From: Andrey Zonov <andrey.zonov@gmail.com>
To: linux-scsi@vger.kernel.org
Subject: SCSI: race condition between scsi_remove_target and scsi_probe_and_add_lun
Date: Thu, 20 Mar 2014 22:12:17 -0700 [thread overview]
Message-ID: <532BCA31.20902@gmail.com> (raw)
Hi,
I've got kernel panic on my box which works as FibreChannel initiator.

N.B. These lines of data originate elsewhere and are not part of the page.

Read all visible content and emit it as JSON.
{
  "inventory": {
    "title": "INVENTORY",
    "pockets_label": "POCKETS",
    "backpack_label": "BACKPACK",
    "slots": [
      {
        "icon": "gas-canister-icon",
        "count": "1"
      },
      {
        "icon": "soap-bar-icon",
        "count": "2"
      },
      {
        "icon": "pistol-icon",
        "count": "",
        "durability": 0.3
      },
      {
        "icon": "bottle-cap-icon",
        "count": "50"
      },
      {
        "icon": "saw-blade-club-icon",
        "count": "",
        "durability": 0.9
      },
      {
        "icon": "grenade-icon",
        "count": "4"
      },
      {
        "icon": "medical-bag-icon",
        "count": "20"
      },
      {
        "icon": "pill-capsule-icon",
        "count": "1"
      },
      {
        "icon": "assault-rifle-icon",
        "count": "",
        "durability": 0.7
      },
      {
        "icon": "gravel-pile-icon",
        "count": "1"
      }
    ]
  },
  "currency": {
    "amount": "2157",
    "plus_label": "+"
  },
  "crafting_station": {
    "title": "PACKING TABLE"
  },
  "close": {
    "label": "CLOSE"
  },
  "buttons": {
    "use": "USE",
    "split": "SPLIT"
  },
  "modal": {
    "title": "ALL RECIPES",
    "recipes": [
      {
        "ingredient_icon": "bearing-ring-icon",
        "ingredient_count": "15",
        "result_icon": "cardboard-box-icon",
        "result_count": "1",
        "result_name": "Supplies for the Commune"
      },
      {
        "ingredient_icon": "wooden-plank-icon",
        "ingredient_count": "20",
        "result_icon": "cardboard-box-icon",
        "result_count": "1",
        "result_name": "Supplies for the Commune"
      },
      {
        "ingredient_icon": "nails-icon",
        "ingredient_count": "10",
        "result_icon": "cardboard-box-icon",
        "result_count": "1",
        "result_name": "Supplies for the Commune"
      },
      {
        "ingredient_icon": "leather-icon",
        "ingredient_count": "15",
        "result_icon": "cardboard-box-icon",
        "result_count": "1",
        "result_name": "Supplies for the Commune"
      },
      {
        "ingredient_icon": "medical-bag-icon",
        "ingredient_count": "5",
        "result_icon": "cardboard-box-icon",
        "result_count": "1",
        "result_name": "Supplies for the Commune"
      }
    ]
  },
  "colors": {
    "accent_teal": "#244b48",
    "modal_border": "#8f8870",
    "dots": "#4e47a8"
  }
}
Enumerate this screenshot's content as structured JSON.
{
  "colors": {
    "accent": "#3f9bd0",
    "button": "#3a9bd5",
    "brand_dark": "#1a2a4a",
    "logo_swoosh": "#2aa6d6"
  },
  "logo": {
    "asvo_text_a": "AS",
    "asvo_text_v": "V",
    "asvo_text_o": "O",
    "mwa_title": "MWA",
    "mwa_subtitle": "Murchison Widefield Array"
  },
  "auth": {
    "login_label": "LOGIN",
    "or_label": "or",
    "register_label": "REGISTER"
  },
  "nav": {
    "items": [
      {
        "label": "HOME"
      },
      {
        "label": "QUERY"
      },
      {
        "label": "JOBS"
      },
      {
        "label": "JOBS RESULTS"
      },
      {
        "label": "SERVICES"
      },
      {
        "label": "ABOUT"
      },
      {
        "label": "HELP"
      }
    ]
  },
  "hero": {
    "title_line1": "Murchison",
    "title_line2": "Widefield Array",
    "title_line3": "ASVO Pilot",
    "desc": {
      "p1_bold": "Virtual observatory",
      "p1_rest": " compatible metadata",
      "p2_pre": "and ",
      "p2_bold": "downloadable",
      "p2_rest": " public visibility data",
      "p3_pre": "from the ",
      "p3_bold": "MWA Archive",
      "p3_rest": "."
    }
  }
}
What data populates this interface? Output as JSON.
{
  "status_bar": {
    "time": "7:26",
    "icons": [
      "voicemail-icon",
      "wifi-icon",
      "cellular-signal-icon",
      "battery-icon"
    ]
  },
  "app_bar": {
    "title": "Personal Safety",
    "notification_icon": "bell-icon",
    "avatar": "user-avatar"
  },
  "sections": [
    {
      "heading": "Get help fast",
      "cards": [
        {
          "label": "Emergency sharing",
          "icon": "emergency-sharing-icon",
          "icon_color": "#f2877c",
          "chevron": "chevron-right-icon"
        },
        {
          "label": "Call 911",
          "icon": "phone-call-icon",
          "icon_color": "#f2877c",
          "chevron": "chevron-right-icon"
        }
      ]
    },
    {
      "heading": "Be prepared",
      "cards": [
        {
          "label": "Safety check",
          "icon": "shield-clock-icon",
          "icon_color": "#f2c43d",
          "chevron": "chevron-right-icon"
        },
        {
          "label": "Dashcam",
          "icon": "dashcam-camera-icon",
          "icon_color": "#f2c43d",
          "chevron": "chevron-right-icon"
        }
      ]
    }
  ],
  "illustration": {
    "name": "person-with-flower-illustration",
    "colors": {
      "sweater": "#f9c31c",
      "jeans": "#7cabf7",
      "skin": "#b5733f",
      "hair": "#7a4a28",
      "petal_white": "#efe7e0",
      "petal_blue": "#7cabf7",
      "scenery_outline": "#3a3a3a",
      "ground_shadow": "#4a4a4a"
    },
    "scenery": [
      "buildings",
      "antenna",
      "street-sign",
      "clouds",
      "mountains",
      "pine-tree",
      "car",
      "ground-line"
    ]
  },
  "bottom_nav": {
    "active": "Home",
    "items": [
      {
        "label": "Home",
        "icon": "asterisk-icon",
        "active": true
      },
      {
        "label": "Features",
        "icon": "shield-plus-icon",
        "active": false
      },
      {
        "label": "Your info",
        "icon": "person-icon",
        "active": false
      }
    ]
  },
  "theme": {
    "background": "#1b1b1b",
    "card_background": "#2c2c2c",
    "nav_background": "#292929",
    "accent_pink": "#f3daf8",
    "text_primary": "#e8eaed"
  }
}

I was able to reproduce this panic by setting dev_loss_tmo=2 and
enabling/disabling ports every 5 seconds on the switch in 5 minutes. I
added some debug points in the kernel code and that's what I've got so far:
1. system is inserting new device into __devices list
DEBUG: scsi_sysfs_device_initialize(): sdev=ffff88046a931000 7:0:5:0
Pid: 910, comm: kworker/u:2 Tainted: P O 3.2.48-swt9004 #33
Call Trace:
[<ffffffff81245c42>] ? scsi_alloc_sdev+0x1d2/0x240
[<ffffffff8123d4bd>] ? scsi_device_lookup_by_target+0x8d/0xc0
[<ffffffff8124623a>] ? scsi_probe_and_add_lun+0x42a/0xb20
[<ffffffff811acb7d>] ? kobject_set_name_vargs+0x6d/0x80
[<ffffffff81230b4f>] ? dev_set_name+0x3f/0x50
[<ffffffff811ac782>] ? kobject_get+0x12/0x20
[<ffffffffa000b3e4>] ? fc_host_match+0x14/0x70 [scsi_transport_fc]
[<ffffffff8123726f>] ? attribute_container_add_device+0x4f/0x160
[<ffffffff811ac782>] ? kobject_get+0x12/0x20
[<ffffffff812304e4>] ? get_device+0x14/0x20
[<ffffffff812459c5>] ? scsi_alloc_target+0x295/0x2d0
[<ffffffff81230bca>] ? device_release+0x1a/0x80
[<ffffffff81246bce>] ? __scsi_scan_target+0xce/0x5f0
[<ffffffff8102ec22>] ? dequeue_task_fair+0x52/0x150
[<ffffffff8139a91d>] ? __schedule+0x25d/0x7d0
[<ffffffff812477b6>] ? scsi_scan_target+0xc6/0xe0
[<ffffffffa000e75f>] ? fc_scsi_scan_rport+0xaf/0xc0 [scsi_transport_fc]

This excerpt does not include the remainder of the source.